One day, I was at the business school working on my astronomical gas dynamics homework. I looked sleep-deprived and stressed and someone noticed and approached me – the prominent businessman Paul Orfalea. When he learned I was an engineering student, he questioned my presence in the business school. I explained that I double majored in business because one day I wanted to start my own space company, though I wasn’t sure of the “how” at the time. He was teaching an MBA class on the entrepreneurial mindset and he invited me to join.

After that class, I thanked him for inviting me. His response was “If you promise to sleep more, you can come back next week.” He kept extending the invitation for the whole semester.

His teaching method is really unique. He doesn’t assign any traditional homework. Instead he had everyone read the news, then we’d all sit in a socratic circle for 3 hours, discussing ideas and concepts. You may not learn as much about the hard numbers behind business, but you gain a whole mindset about how to approach entrepreneurship and the business world.

At the end of that semester, I had the inspiration and decided to just try and start this company. if it goes wrong, it goes wrong. I thought – I’m young, I can take a risk. If I fail, I won’t have lost anything.

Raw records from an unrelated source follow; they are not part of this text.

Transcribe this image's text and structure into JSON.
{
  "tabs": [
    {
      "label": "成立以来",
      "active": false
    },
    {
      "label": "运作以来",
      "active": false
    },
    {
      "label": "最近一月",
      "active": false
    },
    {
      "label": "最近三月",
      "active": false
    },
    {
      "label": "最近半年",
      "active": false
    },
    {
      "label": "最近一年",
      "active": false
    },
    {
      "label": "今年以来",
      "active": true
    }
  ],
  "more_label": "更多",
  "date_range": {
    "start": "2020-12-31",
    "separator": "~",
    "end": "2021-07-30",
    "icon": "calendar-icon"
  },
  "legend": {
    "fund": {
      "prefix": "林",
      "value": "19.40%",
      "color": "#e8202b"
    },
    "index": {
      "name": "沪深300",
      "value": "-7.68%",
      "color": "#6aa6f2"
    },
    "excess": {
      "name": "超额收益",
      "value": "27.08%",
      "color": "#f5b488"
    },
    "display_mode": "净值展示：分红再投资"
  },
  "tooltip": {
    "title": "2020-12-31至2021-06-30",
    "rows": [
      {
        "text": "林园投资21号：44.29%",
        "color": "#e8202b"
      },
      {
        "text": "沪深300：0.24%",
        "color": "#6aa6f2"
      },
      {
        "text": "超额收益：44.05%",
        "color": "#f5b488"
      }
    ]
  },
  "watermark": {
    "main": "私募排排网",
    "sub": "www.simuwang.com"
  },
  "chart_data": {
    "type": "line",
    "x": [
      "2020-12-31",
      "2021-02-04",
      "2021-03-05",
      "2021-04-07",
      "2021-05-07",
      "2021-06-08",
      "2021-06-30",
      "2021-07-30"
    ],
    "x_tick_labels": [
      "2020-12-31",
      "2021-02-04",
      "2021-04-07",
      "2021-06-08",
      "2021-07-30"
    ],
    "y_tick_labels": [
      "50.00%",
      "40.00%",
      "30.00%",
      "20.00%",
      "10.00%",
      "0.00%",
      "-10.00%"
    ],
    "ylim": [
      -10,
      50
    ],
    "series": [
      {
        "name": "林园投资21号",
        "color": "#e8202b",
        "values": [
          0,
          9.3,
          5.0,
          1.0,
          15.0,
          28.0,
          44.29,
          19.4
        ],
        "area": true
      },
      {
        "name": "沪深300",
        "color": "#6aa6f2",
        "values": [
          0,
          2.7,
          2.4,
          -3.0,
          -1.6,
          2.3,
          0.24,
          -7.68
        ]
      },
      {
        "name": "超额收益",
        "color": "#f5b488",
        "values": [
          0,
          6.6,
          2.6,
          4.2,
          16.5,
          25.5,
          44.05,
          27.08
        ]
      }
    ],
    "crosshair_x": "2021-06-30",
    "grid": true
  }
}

After graduating from USC, what are your plans to further develop Austin Space Holdings?

I plan to set up my lab and get started on the project as soon as possible. Without classes to worry about, I can focus solely on the business. I want to get a good foundation set up, and then focus on my long-term goals. I grew up in an entirely self-employed family, and I inherited that trait. I have a list of ideas I want to pursue. When one finishes, I’m going to start right up on the next one.